2. La décision sur réclamation de l'Administration fédérale des contributions,
Division principale de la taxe sur la valeur ajoutée, du 27 septembre 2005
est annulée.
3. Les frais de procédure sont laissés à la charge de l'Etat, l'avance de frais
de Fr. 3'500.- effectuée par la recourante lui étant restituée.
4. L'Administration fédérale des contributions est tenue de verser à la
recourante une indemnité de dépens de Fr. 4'000.-.
5. Le présent arrêt est communiqué :
- à la recourante (acte judiciaire);
- à l'autorité intimée (n° de réf. *******; acte judiciaire).

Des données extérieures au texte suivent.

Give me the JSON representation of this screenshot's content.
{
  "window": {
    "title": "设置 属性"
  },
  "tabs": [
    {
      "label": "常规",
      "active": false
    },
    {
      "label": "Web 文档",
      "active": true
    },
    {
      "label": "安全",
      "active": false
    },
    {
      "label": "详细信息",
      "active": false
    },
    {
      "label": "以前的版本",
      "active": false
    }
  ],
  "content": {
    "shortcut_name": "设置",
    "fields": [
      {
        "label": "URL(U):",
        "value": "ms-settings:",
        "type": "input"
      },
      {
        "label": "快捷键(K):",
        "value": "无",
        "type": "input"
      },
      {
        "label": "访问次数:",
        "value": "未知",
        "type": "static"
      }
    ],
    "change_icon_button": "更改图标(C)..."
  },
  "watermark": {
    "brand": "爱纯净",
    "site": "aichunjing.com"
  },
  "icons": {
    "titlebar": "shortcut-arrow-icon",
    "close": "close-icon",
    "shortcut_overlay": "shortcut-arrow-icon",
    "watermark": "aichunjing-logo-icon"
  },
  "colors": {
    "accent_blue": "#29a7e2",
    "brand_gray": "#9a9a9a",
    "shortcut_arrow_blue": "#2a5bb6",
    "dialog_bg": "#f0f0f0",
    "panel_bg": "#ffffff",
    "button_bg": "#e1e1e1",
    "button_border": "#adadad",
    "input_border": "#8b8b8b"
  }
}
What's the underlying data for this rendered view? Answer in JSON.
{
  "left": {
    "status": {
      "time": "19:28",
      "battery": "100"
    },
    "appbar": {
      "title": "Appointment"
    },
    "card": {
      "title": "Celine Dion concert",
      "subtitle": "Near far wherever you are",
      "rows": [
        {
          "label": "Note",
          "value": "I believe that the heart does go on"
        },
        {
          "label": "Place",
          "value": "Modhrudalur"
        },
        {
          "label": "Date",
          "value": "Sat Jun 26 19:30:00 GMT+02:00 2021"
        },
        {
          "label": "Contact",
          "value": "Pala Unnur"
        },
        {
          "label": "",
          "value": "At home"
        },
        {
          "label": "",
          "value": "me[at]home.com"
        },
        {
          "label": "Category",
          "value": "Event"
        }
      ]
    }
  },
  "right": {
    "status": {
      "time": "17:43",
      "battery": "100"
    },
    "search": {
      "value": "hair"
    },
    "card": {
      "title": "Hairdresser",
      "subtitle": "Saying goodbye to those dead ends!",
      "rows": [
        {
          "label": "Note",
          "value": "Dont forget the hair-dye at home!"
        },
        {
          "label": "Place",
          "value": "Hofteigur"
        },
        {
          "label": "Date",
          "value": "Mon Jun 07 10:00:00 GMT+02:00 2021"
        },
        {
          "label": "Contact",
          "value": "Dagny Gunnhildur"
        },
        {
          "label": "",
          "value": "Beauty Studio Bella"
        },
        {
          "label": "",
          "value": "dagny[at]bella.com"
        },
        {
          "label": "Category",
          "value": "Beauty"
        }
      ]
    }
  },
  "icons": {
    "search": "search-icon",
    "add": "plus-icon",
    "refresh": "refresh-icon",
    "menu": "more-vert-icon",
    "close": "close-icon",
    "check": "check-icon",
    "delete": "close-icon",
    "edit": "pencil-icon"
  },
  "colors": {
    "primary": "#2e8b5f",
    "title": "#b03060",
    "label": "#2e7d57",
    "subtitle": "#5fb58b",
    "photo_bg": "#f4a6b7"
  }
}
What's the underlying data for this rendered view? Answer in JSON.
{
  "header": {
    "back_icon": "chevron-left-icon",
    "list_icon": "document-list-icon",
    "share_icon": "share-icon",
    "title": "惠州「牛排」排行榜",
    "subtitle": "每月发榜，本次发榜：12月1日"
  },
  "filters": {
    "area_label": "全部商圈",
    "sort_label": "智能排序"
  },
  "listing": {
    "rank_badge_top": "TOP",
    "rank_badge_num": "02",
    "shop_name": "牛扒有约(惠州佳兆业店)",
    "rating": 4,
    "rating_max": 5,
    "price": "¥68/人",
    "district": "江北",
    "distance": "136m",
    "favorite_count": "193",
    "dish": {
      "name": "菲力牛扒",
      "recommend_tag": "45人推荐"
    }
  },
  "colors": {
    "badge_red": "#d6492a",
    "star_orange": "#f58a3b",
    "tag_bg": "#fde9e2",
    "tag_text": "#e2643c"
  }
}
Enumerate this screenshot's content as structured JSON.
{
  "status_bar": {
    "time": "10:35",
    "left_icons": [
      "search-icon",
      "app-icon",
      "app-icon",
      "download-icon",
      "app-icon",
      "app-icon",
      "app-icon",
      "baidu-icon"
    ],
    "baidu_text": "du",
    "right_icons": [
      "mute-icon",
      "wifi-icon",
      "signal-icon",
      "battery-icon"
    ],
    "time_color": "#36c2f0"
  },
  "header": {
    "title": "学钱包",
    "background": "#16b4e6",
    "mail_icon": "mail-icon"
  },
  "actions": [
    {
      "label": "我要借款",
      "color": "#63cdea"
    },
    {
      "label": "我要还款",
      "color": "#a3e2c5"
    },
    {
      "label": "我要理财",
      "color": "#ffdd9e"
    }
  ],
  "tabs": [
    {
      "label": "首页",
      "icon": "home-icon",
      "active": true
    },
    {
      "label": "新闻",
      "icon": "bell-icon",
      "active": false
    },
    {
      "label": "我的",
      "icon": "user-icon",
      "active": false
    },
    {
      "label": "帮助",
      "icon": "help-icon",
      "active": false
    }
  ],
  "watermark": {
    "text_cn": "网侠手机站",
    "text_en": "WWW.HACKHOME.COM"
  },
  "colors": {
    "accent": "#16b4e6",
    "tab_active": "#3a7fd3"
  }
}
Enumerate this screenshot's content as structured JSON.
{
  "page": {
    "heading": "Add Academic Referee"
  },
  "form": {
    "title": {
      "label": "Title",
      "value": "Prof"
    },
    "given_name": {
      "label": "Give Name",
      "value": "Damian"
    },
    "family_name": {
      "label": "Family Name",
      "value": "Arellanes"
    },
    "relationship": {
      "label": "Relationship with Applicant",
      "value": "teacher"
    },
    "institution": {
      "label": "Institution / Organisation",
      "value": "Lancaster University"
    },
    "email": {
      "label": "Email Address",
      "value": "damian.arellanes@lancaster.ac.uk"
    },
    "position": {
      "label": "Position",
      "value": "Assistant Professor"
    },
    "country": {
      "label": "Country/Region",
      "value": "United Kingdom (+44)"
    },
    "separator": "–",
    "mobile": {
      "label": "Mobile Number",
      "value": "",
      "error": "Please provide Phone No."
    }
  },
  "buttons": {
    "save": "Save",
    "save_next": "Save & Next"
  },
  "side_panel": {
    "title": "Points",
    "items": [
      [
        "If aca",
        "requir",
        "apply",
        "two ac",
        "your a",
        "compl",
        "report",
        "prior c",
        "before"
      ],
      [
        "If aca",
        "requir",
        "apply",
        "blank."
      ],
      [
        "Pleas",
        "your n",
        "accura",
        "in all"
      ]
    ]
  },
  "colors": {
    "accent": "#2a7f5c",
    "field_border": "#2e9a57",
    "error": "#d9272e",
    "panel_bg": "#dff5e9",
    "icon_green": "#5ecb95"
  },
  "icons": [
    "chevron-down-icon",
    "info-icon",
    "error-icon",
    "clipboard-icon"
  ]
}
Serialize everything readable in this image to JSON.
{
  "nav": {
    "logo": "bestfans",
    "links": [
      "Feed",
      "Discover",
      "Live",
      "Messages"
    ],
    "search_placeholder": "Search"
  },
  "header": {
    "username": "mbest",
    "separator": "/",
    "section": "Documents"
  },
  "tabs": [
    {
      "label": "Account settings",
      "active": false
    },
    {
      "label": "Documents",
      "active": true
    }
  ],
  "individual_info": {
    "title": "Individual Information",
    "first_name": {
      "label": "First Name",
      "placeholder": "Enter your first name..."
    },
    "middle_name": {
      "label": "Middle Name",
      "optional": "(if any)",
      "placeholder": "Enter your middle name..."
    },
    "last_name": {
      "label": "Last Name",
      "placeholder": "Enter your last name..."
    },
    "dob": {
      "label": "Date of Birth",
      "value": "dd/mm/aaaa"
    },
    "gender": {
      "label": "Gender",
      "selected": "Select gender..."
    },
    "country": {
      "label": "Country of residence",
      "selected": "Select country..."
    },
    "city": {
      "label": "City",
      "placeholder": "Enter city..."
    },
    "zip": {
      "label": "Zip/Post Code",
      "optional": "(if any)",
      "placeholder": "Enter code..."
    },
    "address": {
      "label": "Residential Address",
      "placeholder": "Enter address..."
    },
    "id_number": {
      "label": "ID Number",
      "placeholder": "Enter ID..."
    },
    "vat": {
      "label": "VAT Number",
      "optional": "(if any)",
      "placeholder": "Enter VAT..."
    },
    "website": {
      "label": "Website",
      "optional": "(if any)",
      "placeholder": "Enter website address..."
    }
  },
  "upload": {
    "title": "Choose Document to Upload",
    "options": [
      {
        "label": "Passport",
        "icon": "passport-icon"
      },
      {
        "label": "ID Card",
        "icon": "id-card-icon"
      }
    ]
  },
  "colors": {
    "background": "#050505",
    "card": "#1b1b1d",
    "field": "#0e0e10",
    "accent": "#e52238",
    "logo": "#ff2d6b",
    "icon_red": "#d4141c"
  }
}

Le Juge Président de la Chambre: La Greffière:
Thomas Stadelmann Marie-Chantal May Canellas
Voies de droit
Contre le présent arrêt, un recours en matière de droit public peut être adressé au
Tribunal fédéral. Il doit être déposé dans les trente jours qui suivent la notification de
l’expédition complète, accompagné de l’arrêt attaqué. Le mémoire de recours, rédigé
dans une langue officielle, doit indiquer les conclusions, motifs et moyens de preuve et
être signé. Il doit être remis au plus tard le dernier jour du délai, soit au Tribunal fédéral,
1000 Lausanne 14, soit, à son attention, à La Poste Suisse ou à une représentation
diplomatique ou consulaire suisse (cf. art. 42, 48, 54 et 100 de la loi sur le Tribunal
fédéral du 17 juin 2005 [LTF], RS 173.110).